Soil Ecosystems

The Dry Valley soils account for the majority of the valley surface area. Although the soils are up to five million years old, profiles are generally poorly developed. Despite a general appearance of uniformity, Antarctic soils have a high degree of spatial and temporal heterogeneity in soil properties, hydrologic regimes, and biological composition, which we are relating to the general biological productivity of the dry valleys. The primary research goal is to understand the ecosystem processes controlling the distribution, abundance, and activity of soil biota and associated ecosystem processes. Globally, there are no other soil systems where nematodes represent the top of the food chain and where food webs have such simple structure. The majority of soils sampled across the valleys (65%) support up to three invertebrate taxa (tardigrades, rotifers, nematodes), but in contrast to other ecosystems, many soils lack invertebrates. Despite their trophic dominance, the species diversity of nematodes in dry valley soils is very low (n=3), representing only 2 functional levels (predator and microbivore) compared to 5 functional groups more common in other systems (e.g., JRN, SEV, SGS, and BNZ LTERs).
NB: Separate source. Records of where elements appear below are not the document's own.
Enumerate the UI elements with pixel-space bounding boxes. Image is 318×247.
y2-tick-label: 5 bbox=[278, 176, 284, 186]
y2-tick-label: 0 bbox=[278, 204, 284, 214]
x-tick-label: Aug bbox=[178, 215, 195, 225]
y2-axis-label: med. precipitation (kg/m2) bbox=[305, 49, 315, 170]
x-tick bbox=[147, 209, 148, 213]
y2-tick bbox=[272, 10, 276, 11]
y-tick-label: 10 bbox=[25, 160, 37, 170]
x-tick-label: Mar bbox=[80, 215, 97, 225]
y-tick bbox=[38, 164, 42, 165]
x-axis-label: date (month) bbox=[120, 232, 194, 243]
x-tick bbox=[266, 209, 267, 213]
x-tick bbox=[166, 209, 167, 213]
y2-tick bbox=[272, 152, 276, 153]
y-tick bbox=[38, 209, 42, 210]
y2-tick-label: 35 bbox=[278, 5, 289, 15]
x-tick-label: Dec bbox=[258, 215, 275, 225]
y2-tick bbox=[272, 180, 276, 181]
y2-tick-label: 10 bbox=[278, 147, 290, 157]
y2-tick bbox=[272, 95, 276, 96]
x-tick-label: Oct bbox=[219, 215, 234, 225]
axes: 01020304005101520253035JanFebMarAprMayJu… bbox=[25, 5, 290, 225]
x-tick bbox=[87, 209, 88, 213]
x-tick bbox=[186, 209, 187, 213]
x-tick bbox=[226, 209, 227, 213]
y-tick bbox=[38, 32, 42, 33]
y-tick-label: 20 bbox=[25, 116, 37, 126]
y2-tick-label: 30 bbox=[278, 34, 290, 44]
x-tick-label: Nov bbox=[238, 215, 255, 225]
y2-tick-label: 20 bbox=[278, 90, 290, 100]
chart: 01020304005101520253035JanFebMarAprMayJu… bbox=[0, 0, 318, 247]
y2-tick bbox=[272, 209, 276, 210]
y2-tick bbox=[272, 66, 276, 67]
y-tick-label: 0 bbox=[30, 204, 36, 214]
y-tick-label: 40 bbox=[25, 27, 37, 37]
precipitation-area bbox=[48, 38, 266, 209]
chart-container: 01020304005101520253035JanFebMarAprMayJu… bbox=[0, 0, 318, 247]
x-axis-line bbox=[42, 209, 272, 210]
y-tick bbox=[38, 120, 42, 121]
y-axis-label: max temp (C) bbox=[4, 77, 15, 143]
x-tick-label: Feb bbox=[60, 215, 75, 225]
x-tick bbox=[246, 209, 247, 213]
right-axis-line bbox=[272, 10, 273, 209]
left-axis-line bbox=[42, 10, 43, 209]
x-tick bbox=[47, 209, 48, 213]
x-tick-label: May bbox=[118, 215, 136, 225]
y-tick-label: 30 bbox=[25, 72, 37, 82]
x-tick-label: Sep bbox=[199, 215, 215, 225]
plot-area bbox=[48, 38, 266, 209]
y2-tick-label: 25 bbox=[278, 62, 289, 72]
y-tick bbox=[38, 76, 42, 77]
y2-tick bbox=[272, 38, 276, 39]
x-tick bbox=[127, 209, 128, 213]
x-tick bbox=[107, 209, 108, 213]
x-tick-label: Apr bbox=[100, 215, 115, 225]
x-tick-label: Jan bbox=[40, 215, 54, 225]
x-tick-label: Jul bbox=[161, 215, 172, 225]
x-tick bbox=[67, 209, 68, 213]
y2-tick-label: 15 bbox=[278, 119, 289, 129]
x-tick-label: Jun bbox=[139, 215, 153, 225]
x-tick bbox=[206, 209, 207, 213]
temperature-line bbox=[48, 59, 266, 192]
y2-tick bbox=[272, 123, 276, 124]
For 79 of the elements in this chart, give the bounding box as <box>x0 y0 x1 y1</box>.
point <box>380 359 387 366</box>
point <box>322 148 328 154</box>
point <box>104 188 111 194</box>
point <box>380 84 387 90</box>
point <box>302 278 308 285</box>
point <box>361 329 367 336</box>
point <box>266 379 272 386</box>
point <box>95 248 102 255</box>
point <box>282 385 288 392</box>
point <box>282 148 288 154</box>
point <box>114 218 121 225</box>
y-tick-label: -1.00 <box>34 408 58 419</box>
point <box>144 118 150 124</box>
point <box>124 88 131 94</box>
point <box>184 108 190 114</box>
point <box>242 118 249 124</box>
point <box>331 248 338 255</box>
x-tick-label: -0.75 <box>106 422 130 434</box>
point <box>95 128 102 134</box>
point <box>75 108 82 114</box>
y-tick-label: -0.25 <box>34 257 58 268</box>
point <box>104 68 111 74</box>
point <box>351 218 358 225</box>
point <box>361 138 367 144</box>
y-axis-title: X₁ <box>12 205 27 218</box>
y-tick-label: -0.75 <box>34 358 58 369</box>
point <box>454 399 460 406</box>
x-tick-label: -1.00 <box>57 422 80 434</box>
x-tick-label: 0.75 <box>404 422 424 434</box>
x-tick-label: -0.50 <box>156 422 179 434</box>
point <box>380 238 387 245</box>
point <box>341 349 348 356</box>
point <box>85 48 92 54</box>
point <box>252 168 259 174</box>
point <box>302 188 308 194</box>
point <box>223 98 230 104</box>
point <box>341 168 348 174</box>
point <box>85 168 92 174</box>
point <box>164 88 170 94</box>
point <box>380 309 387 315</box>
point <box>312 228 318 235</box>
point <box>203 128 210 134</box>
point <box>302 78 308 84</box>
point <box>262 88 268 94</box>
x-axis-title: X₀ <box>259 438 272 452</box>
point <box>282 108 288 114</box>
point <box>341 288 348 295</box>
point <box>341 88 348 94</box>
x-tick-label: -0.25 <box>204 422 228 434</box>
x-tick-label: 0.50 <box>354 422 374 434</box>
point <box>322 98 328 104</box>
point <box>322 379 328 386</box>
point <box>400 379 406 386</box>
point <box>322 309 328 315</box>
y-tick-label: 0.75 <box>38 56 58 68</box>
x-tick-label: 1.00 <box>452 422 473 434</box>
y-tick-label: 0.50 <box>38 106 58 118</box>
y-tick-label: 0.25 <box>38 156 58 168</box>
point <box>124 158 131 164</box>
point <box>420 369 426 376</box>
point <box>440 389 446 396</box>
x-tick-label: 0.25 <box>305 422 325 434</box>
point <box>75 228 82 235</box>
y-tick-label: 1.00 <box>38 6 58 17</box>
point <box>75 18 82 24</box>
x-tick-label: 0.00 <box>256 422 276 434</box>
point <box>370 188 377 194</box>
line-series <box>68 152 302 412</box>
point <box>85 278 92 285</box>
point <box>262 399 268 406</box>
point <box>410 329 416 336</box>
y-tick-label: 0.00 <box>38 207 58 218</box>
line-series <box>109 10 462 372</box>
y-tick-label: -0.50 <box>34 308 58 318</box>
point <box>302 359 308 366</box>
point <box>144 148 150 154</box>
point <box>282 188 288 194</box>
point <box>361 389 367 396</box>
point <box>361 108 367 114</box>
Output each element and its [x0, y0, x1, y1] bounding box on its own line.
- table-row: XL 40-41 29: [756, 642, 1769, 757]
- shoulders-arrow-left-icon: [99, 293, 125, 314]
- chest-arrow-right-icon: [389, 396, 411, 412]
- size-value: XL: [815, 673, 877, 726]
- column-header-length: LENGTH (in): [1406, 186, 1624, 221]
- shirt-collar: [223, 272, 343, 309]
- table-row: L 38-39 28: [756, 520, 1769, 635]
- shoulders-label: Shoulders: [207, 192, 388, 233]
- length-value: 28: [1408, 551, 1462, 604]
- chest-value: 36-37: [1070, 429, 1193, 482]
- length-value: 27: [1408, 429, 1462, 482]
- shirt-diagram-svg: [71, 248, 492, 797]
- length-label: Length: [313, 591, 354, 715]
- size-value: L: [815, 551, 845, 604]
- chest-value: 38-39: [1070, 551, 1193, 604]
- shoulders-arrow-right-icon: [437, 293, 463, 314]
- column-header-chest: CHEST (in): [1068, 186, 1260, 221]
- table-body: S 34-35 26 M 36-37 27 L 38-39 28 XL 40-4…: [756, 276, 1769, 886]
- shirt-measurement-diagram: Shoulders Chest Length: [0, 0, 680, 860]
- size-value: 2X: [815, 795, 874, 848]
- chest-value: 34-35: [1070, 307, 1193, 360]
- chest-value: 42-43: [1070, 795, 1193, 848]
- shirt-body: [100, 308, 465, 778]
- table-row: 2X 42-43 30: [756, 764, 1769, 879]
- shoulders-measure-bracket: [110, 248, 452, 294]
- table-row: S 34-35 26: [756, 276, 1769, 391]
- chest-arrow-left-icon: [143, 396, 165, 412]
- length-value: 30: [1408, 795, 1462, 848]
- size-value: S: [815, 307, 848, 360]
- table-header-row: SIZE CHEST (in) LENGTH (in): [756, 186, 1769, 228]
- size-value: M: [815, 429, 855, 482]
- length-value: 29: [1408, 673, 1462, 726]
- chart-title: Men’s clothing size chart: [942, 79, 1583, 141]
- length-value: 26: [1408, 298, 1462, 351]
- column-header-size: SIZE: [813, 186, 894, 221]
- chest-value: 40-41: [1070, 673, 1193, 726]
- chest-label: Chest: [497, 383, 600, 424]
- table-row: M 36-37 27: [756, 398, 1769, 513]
The simple food chains found in dry valley soils, which have been resolved at the species-level, appear to be strongly influenced by human disturbance. A long-term soil manipulation experiment shows that soil warming and increased moisture and carbon availabilities have a major effect on the nematode community, decreasing the abundance of the omnivore-predator species and increasing the abundance of a microbivorous species as well as affecting soil respiration.